Country Frog, City Frog

If you live in the city and you hear a strange new noise this summer, it might be a gray tree frog that’s moved to your neighborhood. According to an article by Sharon Woods Harris in the Pekin (Ill) Daily Times,  tree frogs are moving to the city because of recent high rains, which have left pools of water that are like vernal pools: females can lay their eggs in the pools without fear of fish eating them.

Gray tree frogs are typically found in woodsy, wet areas, but this year they’ve been found hanging out on decks and crawling up the sides of houses.

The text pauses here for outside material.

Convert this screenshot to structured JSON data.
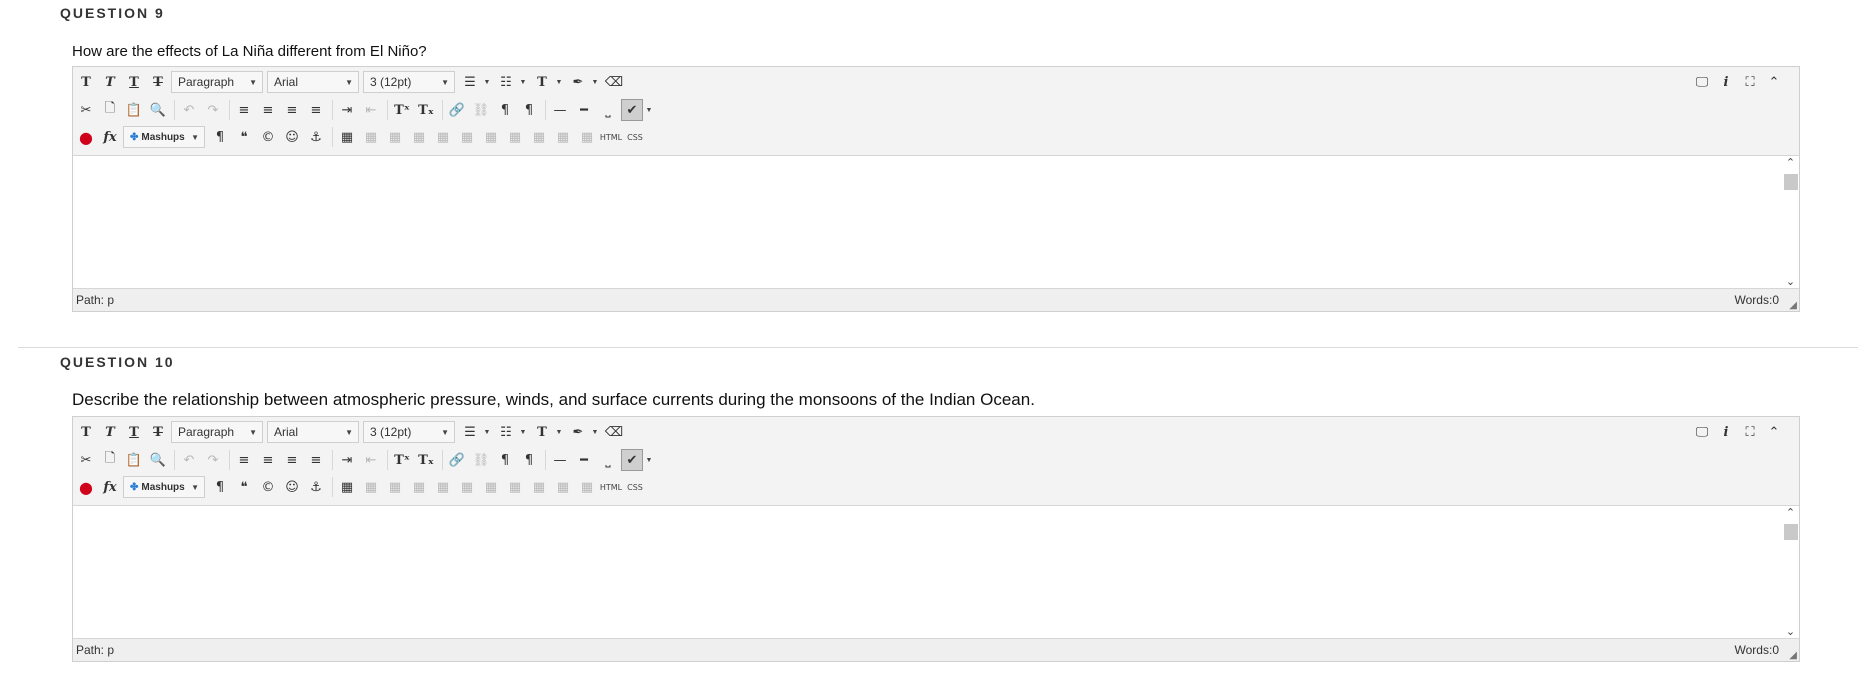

The gray tree frog is a good climber—it can scale glass with the use of its enlarged toe pads. It catches insects and other invertebrates for food so street lamps or other city lights are great bug-catching places.

Gray Tree Frog, courtesy of Gardening to Distraction

The scientific name for gray tree frogs is Hyla versicolor: they camouflage themselves by changing colors from gray to green, and are typically no larger than 1.5 to 2 in (3.8 to 5.1 cm).

Gray tree frogs can be found in most of the eastern half of the United States, as far west as central Texas. They can also be found in Canada in the provinces of Quebec, Ontario, and Manitoba, and New Brunswick.

Once the heavy heat of July comes and the water dries up, the frogs will probably return to cooler, moist areas. In the meantime, if you live in the city, keep your ears open for the distinctive trill of the male tree frog calling for a mate.